The MC theatre department will be opening the season with Oscar Wilde’s “The Importance of Being Earnest,” showing on Oct. 4, 5 and 6 at 8 p.m. and on Oct. 7 at 2 p.m. in the Haslam Family Flexible Theatre of the Clayton Center for the Arts.

“It’s so exciting to be able to start off the year with a play by Oscar Wilde,” said Sara Deatherage, a theatre major. The play will be starring freshman Chase Condrone as Jack Worthing, sophomore Sara Deatherage as Gwendolen Fairfax, junior Caitlin Campbell as Cecily Cardew and senior Walker Harrison as Algernon Moncrieff, accompanied by several other minor cast members.

“The diversity of age and talent in our cast really helps to bring the story to life,” Deatherage said. Oscar Wilde’s classic drama centers on a confused love story between characters that are not who they are expected to be. The unexpected results of these untruths become what make the play a humorous commentary on British Victorian life. Characters experience heartbreak, confusion, elatedness and surprise, all within the framework of three acts.

“I chose the play as a challenge both to myself to the actors,” McMahon said. “I wanted to push myself as a director to see if I can convey what I see in this 19th century play to a 21st century audience.”

With action that is heavily reliant on dialogue, actors are forced to tap into the personal backgrounds of their characters and the hidden meanings of their words. According to theatre major Chase Condrone, the historical context of the play was a welcomed challenge.

“The entire culture down to the diction and mannerisms is vastly different from what we’re used to, and it is extremely fun getting into the roles and studying the period,” Condrone said. With its Victorian rra content and British setting, audiences can be prepared for a different sort of play than last year’s production of “The Laramie Project,” which took place in modern America.

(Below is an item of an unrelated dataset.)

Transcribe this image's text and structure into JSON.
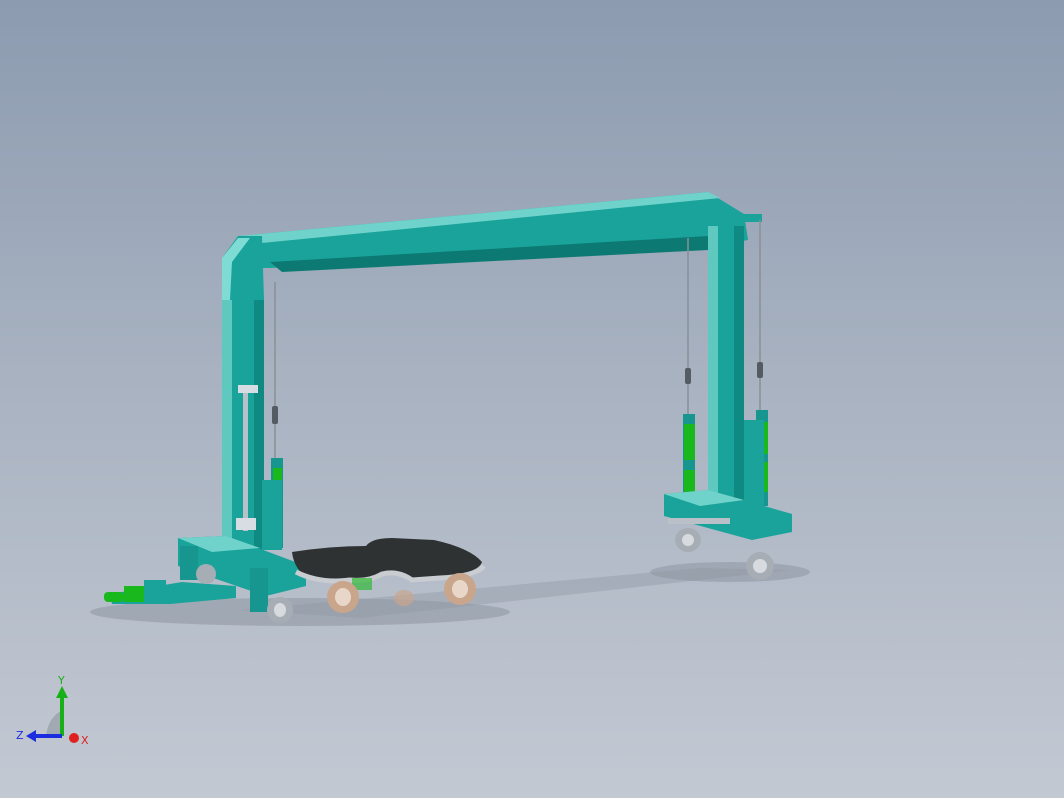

“Though the play is set in 1895, it still resonates as a spoof of ‘polite’ society, a comedy of manners that points out the foibles and preposterousness of the upper classes,” McMahon said. Audiences can also expect to be presented with a cast fully at ease with each other and the play itself.

“The cast is working hard on character development and understanding the relationships in the show,” Condrone said. “And the crew is doing an excellent job bringing together the technical aspects of the show from lights and sound to costuming, set, and props. This is truly a show for anyone to enjoy, and I strongly encourage everyone to come out and enjoy it.”